“Espera un poco más y sigue cumpliendo tu tarea. ¡Yo soy tu recompensa!” (Palabra interior).
Cuanto más crece el amor por nuestro Padre, más anhelamos estar con Él en la eternidad. Recordemos cómo Jesús invitaba a sus discípulos a alegrarse con Él porque pronto volvería al Padre (Jn 14,28).
Sin embargo, la hora de nuestra muerte, que nuestro Padre ha determinado en su amor, permanece velada para nosotros. Entretanto, Él nos concede día a día la oportunidad de acumular tesoros en el cielo. San Pablo también nos exhorta a “aprovechar bien el tiempo presente” (Ef 5,16).
Así, el tiempo que nos queda hasta la muerte se nos convierte en una espera activa del encuentro con nuestro Padre celestial, y de esta manera se profundiza cada vez más la relación de confianza con Él. ¡Cuántas veces Dios nos ha mostrado su infinita paciencia, cuántas veces nos ha amado con magnanimidad, cuántas veces nos ha levantado, cuántas veces nos ha corregido o preservado con mano fuerte de caminos equivocados!
Es una historia de amor que, por gracia de Dios, no terminará dramáticamente, sino que llegará a su consumación.

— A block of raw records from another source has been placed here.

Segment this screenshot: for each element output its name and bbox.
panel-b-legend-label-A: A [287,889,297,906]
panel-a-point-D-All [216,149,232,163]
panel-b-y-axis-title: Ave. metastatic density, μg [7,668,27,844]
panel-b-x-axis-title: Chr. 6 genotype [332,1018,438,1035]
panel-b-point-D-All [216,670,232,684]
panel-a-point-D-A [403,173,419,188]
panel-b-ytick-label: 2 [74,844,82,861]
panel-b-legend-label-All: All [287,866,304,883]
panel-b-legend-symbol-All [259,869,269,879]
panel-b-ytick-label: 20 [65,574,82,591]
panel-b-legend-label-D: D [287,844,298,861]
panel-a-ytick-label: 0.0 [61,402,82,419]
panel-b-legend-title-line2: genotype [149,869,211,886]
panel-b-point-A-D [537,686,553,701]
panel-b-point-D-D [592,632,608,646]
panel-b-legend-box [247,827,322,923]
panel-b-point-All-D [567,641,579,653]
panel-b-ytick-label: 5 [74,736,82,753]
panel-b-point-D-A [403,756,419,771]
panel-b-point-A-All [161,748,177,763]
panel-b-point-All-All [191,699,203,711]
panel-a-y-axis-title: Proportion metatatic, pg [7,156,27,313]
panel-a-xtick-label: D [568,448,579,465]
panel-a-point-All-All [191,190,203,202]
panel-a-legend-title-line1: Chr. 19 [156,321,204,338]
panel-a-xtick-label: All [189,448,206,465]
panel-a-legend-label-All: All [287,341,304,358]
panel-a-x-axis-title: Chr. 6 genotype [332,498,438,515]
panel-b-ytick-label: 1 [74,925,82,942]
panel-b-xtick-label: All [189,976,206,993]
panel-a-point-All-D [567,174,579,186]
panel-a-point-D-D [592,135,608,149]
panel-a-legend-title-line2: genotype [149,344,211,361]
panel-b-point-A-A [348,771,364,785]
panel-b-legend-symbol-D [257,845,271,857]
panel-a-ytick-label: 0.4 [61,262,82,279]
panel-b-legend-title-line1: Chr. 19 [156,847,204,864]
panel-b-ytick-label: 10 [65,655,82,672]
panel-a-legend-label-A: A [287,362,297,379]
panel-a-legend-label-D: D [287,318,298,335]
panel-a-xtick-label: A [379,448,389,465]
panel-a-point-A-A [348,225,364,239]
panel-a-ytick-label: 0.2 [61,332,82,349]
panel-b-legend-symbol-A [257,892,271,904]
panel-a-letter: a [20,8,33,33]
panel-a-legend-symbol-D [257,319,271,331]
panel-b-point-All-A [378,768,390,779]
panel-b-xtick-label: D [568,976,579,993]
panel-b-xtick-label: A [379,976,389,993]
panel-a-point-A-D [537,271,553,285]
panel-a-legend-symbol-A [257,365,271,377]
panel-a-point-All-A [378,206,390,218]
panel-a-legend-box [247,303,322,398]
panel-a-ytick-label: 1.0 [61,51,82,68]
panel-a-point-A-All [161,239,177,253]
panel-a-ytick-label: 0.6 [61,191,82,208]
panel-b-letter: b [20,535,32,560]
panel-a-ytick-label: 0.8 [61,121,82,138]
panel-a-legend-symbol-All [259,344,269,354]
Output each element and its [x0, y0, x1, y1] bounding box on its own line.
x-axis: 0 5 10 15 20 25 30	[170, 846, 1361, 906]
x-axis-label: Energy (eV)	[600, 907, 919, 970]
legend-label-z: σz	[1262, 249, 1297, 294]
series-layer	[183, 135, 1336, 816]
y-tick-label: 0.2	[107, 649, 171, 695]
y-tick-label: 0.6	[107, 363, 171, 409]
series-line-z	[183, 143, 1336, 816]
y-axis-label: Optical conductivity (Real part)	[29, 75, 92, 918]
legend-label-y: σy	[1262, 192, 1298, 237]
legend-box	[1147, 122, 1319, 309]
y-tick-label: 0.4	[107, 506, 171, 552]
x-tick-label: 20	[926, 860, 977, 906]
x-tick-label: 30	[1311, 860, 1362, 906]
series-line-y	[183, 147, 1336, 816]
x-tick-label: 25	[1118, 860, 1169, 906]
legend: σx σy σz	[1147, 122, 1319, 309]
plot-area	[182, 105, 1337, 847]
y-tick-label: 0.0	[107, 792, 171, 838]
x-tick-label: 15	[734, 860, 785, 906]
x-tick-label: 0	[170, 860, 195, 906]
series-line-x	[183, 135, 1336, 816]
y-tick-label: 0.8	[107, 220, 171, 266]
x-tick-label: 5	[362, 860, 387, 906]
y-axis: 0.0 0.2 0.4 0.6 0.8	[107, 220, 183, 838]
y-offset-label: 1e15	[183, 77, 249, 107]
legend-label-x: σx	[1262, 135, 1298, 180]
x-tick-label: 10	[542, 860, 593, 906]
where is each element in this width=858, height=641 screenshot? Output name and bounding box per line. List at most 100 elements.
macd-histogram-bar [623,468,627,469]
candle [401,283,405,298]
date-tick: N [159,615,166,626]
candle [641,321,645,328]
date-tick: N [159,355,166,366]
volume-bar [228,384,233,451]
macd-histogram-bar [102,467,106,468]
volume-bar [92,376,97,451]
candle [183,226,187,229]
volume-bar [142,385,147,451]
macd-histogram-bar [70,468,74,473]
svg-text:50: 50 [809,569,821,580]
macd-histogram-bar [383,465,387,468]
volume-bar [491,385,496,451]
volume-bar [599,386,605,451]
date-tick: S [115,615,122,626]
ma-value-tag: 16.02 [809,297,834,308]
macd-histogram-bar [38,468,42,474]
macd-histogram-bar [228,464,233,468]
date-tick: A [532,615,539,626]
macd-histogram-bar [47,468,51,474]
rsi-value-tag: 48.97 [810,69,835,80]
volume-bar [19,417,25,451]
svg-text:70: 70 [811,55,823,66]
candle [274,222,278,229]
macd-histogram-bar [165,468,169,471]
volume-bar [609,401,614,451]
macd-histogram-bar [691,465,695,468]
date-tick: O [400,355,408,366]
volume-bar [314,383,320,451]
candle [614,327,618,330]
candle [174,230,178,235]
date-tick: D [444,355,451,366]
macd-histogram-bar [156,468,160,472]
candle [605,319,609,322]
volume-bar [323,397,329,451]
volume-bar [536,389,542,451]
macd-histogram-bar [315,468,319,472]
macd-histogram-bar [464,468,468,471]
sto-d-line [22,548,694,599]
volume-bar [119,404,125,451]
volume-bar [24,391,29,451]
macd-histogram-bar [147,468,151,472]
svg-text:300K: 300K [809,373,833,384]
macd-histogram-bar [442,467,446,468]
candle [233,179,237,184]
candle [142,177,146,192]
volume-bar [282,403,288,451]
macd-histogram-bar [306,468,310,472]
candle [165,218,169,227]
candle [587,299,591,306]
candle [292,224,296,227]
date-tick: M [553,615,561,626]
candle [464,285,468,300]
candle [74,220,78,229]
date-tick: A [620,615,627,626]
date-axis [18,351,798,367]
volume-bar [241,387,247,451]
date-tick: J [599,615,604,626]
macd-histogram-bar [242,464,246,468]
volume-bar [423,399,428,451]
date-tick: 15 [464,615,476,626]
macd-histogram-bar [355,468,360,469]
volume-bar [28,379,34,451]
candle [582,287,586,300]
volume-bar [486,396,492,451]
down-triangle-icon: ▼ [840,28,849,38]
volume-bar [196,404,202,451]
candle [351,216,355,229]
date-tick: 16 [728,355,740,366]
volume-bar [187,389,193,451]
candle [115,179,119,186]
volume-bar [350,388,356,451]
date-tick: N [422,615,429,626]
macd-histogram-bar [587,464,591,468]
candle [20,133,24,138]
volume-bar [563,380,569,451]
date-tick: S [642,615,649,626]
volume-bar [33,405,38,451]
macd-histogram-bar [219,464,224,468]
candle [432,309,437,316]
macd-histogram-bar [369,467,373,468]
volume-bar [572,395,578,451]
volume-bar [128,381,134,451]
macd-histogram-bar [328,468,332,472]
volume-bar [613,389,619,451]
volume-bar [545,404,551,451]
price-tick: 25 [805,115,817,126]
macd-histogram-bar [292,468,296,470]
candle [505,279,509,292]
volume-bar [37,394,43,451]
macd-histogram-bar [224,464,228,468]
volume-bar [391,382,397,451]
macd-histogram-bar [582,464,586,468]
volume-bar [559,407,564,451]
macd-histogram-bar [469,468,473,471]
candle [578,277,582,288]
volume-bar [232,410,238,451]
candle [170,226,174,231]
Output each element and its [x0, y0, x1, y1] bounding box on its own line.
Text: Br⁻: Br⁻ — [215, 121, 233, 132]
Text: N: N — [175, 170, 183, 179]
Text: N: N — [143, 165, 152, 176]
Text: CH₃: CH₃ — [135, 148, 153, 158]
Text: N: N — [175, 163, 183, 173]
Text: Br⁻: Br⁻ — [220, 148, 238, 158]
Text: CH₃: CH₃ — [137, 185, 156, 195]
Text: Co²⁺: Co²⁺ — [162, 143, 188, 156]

Si miramos desde esta perspectiva el camino que aún nos queda por recorrer, entonces nuestra espera no consiste solo en aguantar hasta que llegue el momento, sino que el amor se plasmará cada día en nuestras obras y nuestro corazón se llenará aún más de amor por el Padre.
Entonces, cuando la hora haya llegado, estaremos preparados y nuestras obras nos acompañarán (cf. Ap 14, 13). Dios las conoce y ninguna se perderá. Nuestro Padre mismo será nuestra recompensa y nos regocijaremos por cada día que le servimos en la tierra.